– Раз, два, три! – громко считает Джура и сильно, до боли зажмуривается.
Свет ударяет по глазам всех, находившихся внутри, кроме тех кто успел предварительно закрыть глаза.
Яркий луч пронзает небольшую площадь коридора, и через секунду пропадает, но ее оказывается для всех достаточно.
Вукашин успевает увидеть фигуру с палицей – лом ли, гвоздодер – неясно, решительно выходящую из-под пространства лестницы и двигающуюся по направлению к Джуре.
Сам Джура вместе с Кристияном, тщательно прячующим лицо, оказываются восседающими в импровизированном троне, образовавшимся от сдувшейся головы быка, пока какие-то другие люди по периметру безуспешно держат кто колеса, кто рулевые рычаги колесницы не в силах поднять их вес.
Их изумленные лица тоже озаряет свет, и тут же поглощает тьма.
А дальше в этой тьме Вукашин с криком обрушивается на человека с палицей, снося того с ног. Звук гулкого металла, опрокинувшегося на каменный пол, утопает в криках и возне, рождающейся где-то наверху, где Йожин с Яковом налетают на колесницу, оттесняя ее еще дальше в глубину, к двери черного входа. Не до конца пришедший в себя Джура, стягивает с головы быка Кристияна, и между толпой ослепленных палилульцев и полузрячих актеров, образуется заслон в виде быка.
– Поднимаем его!
Четверо, взявшись кто за что, запрокидывают бычью голову, вдавливая палилульцев в стены, а тех, кто не у стены, выдавливая в открытую дверь.
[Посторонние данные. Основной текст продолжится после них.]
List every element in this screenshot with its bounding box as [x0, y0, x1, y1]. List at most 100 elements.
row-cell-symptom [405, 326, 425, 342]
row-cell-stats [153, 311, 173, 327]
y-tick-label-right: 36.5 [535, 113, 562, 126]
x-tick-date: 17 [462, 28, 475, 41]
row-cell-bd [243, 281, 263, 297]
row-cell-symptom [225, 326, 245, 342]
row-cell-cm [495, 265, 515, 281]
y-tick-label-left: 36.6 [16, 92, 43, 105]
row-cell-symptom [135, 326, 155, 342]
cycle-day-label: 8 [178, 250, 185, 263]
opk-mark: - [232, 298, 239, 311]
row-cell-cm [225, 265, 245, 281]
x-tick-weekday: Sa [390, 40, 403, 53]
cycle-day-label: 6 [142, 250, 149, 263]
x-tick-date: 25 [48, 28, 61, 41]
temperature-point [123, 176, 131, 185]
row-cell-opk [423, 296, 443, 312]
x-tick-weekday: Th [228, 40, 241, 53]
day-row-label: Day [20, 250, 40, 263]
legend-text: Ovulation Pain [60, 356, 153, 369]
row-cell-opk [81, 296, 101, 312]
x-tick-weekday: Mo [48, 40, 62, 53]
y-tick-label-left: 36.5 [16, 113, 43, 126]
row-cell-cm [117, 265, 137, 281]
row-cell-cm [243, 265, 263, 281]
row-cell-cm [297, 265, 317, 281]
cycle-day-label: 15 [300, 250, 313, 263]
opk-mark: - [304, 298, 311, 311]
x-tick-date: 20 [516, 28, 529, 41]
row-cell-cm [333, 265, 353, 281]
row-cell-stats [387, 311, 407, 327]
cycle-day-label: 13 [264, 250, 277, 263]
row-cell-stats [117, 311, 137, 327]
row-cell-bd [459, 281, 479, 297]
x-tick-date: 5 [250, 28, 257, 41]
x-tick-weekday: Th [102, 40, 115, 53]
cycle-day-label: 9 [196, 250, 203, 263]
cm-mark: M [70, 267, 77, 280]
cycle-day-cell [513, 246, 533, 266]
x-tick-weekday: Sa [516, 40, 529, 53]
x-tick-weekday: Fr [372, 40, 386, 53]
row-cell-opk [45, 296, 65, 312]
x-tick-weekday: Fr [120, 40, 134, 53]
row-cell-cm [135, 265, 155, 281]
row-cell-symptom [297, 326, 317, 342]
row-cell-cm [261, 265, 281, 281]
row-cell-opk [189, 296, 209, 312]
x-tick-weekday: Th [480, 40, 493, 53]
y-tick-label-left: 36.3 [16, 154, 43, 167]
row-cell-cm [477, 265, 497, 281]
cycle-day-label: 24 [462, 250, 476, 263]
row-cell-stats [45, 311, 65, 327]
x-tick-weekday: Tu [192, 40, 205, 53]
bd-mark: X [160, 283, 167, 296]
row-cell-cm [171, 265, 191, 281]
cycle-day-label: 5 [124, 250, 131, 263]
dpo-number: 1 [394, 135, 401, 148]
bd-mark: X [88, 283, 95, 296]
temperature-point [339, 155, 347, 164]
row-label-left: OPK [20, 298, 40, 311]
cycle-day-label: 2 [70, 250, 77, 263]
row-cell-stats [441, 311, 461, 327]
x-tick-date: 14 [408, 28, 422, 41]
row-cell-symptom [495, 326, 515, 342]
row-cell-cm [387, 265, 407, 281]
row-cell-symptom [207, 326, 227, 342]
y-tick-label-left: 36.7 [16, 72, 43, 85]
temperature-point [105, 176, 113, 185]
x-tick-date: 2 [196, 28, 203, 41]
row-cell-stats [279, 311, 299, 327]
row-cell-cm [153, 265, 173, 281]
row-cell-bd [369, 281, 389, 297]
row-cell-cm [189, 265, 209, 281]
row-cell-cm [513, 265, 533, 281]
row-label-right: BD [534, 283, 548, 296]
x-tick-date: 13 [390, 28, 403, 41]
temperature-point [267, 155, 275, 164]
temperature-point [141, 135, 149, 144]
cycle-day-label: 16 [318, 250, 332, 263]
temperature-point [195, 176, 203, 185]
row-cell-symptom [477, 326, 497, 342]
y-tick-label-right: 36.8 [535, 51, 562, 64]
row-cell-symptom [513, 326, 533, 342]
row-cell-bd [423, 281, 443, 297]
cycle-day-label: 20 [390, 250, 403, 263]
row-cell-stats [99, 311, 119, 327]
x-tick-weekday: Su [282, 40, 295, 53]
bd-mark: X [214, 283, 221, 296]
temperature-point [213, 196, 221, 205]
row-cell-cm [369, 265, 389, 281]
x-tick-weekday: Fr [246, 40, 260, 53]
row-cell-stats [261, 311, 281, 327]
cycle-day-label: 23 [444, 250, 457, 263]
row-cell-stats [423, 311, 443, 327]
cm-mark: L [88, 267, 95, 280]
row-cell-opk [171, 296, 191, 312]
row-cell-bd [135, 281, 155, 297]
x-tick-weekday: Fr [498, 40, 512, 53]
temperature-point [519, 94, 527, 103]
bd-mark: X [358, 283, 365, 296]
Снова загорается свет, на этот раз не короткий, а постоянный.
На полу лежит Горан, на нем сверху восседает Вукашин. Над ними, еще выше, стоят спиной друг к другу Тияна, Славица и Талэйта – все вооруженные: лопатой, метлой и пружинным фонариком. Кристиян, морщась, подобрал выпавший из рук Горана лом.
Йожин с Яковом выталкивают оставшихся палилульцев, растерянных и не сопротивлявшихся на улицу. Их лица недоуменно смотрят на сцену у лестницы, пока их обзор не скрывает закрывающаяся дверь. В нее тут же обрушивается град тарабанящих кулаков.
– Слезь с меня, гад! – процеживает лежащий на полу, оставшись один среди скадарлийцев.
К нему подходит Джура и внимательно его рассматривает, взяв в руки фонарик.
– Так значит ты – Горан? А я Джура. Приятно познакомиться
Тот молчит, краснея и брыкаясь под Вукашиным.
– А зачем ты нас хотел выгнать? Да так грубо. Силой. Мы же актеры, а не воины. Мы только играем воинов. Посмотри, – Джура не оборачиваясь, указал на остальных – они все младше тебя, а ты с ломом, ворвался к нам, выломал двери. Но мы же никому не делаем зла, что здесь обитаем. Эта фабрика пустует. Мы здесь собираемся и готовим спектакли. А ты хотел нас этой трубой выгнать? Даже их? – Джура не переводя взгляда, указывает на девушек.
– Слезь с меня!
– А брыкаться не будешь? – спрашивает Вукашин.
– Не будет, Вук, пусти его. Мы же не они, – серьезно смотря на лежачего говорит Джура.
Отряхиваясь, Горан встает. Все следят за ним.
Стоящие у дверей Йожин и Яков тоже прислушиваются к разговору.
– Ладно, актеришки, сегодня вам, считайте, повезло. Провели вокруг пальца. Хотели вас по-хорошему прогнать, не получилось. В следующий раз с центрального входа, с главной улицы будем атаковать. Выпускайте меня.
И двинулся к двери.
– Мы тебя так просто не отпустим, – кровожадно ухмыляется Кристиян и в свой черед взмахивает трубой.
– Нет, выпустите! – настаивает Горан, и оборачивается на молчавшего Джуру. – Вы же не мы. Кишка тонка. Для вас это – он обвел рукой помещение, – всего лишь игра, веселье, потеха для детишек на праздниках. А для меня, моих детей, для семей вот этих парней – это все работа и жизнь. Здесь наш хлеб.